A Small But Moving Matter
I would be remiss if I didn’t relate the anniversary of September 28.
On this day, in 1989, IBM Fellow Don Eigler became the first person in history to move and control an individual atom.
It sounds like such a small thing…and it was. Extremely small.
The moving of the atom, that is.
The event itself was monumental and groundbreaking.
Shortly after, on November 11 of that year, Eigler and his team used a custom-built microscope to spell out the letters “IBM” using 35 Xenon atoms.
This unprecented ability to manipulate individual atoms signaled a quantum leap forward in nanoscience experimentation and heralded the age of nanotechnology.
Eigler built his scanning tunneling microscope (STM) in order to visualize and experiment with individual molecules and atoms. As he experimented, he discovered that it was possible to slide individual atoms across a surface using the tip of his STM.
To demonstrate both the atomic precision and reproducibility he achieved, he wrote the letters “IBM” with 35 xenon atoms, each positioned with atomic-scale precision.
In so doing, Eiger and team helped science move down the road of better understanding the properties, movement and interaction of various materials at the nanoscale, which proved to be essential for building smaller, faster and more energy-efficient processors and memory devices.
Already, the ability to understand and manipulate atoms is leading to new kinds of fabrics, products and more.

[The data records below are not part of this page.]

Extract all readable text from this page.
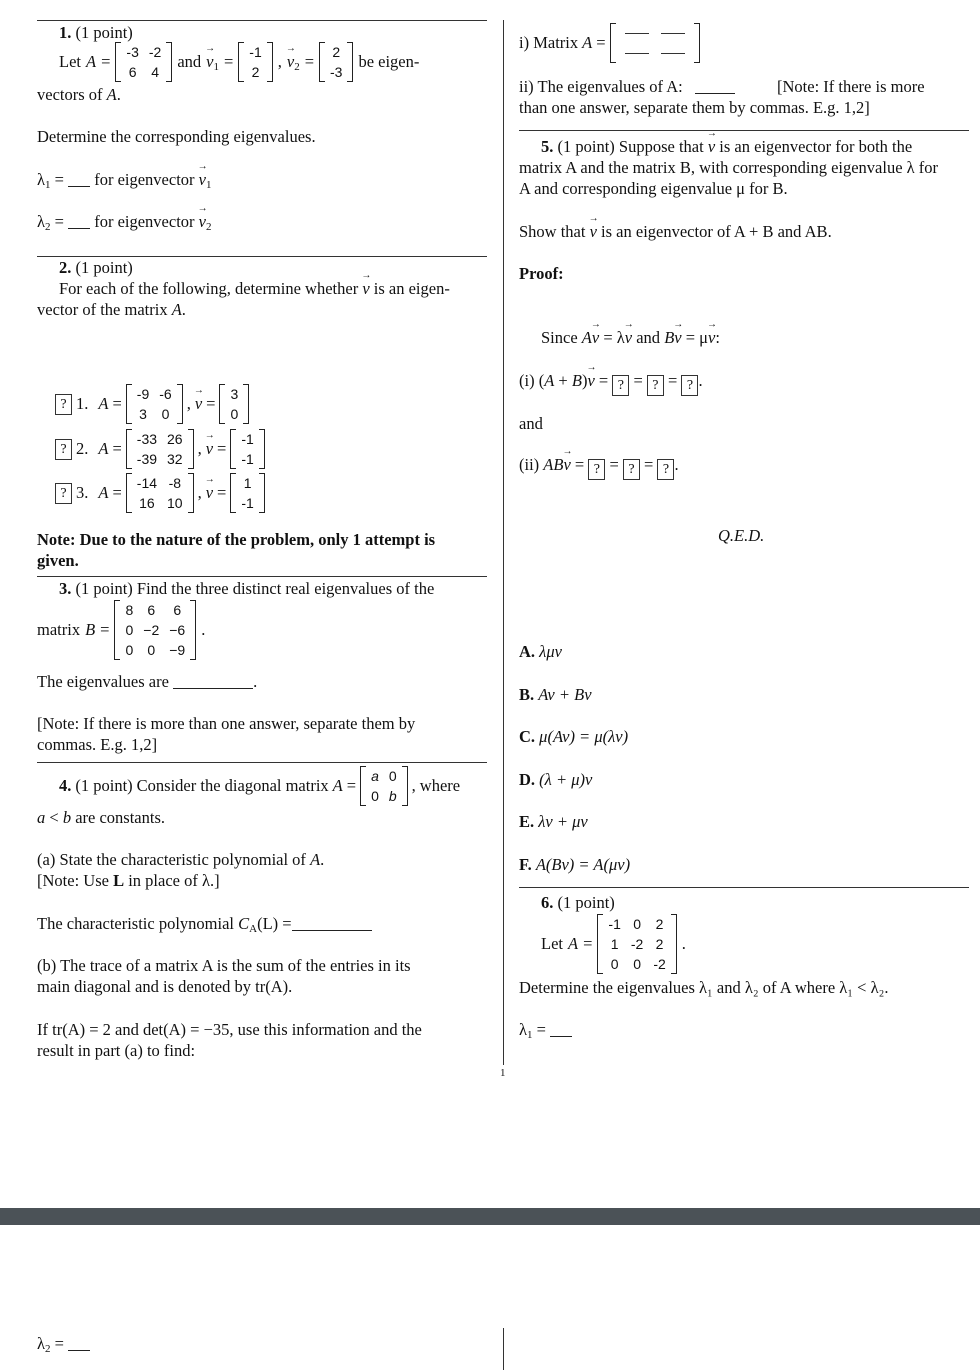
1
1. (1 point)
Let A = -3	-2
6	4
and → $v_1 = -1$
2
, → $v_2 = 2$
-3
be eigen-
vectors of A.
Determine the corresponding eigenvalues.
$\lambda_1$ = for eigenvector → $v_1$
$\lambda_2$ = for eigenvector → $v_2$
2. (1 point)
For each of the following, determine whether → v is an eigen-
vector of the matrix A.
? 1. A = -9	-6
3	0
, → v = 3
0
? 2. A = -33	26
-39	32
, → v = -1
-1
? 3. A = -14	-8
16	10
, → v = 1
-1
Note: Due to the nature of the problem, only 1 attempt is
given.
3. (1 point) Find the three distinct real eigenvalues of the
matrix B =
8	6	6
0	−2	−6
0	0	−9
.
The eigenvalues are	.
[Note: If there is more than one answer, separate them by
commas. E.g. 1,2]
4. (1 point) Consider the diagonal matrix A = a	0
0	b
, where
a < b are constants.
(a) State the characteristic polynomial of A.
[Note: Use L in place of λ.]
The characteristic polynomial $C_A(L)$ =
(b) The trace of a matrix A is the sum of the entries in its
main diagonal and is denoted by tr(A).
If tr(A) = 2 and det(A) = −35, use this information and the
result in part (a) to find:
i) Matrix A =

ii) The eigenvalues of A:	[Note: If there is more
than one answer, separate them by commas. E.g. 1,2]
5. (1 point) Suppose that → v is an eigenvector for both the
matrix A and the matrix B, with corresponding eigenvalue λ for
A and corresponding eigenvalue μ for B.
Show that → v is an eigenvector of A + B and AB.
Proof:
Since A→ v = λ→ v and B→ v = μ→ v:
(i) (A + B)→ v = ? = ? = ? .
and
(ii) AB→ v = ? = ? = ? .
Q.E.D.
A. λμv
B. Av + Bv
C. μ(Av) = μ(λv)
D. (λ + μ)v
E. λv + μv
F. A(Bv) = A(μv)
6. (1 point)
Let A =
-1	0	2
1	-2	2
0	0	-2
.
Determine the eigenvalues λ₁ and λ₂ of A where λ₁ < λ₂.
$\lambda_1$ =
$\lambda_2$ =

Ever wonder what makes a raincoat water resistant, or how sunscreen stays put even after swimming? More often than not, it’s nanotechnology at work.
Because of Eigler’s seminal work, scientists continue making breakthroughs that continue driving the field of nanotechnology, the exploration of building structures and devices out of ultra-tiny components as small as a few atoms or molecules.

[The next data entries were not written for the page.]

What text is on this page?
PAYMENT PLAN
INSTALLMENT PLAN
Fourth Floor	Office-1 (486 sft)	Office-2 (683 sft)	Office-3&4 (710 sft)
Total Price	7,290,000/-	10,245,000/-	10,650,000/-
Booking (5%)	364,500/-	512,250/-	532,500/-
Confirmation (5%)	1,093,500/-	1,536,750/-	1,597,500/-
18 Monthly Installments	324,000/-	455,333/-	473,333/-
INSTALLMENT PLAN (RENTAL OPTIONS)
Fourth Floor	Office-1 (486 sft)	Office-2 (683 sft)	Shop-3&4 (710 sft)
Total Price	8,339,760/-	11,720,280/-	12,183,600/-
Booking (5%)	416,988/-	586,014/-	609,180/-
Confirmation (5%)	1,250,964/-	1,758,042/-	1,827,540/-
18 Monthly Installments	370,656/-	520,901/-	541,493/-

Such devices might be used as future computer chips, storage devices, biosensors, and things nobody has even imagined.
Check out the two minute video below which includes a demonstration of the World’s Smallest IBM logo, along with a very interesting interview with Don Eigler.
And congratulations to Don and his team…theirs was a huge and groundbreaking effort on a ridiculously small scale, which is just the way his colleagues like it.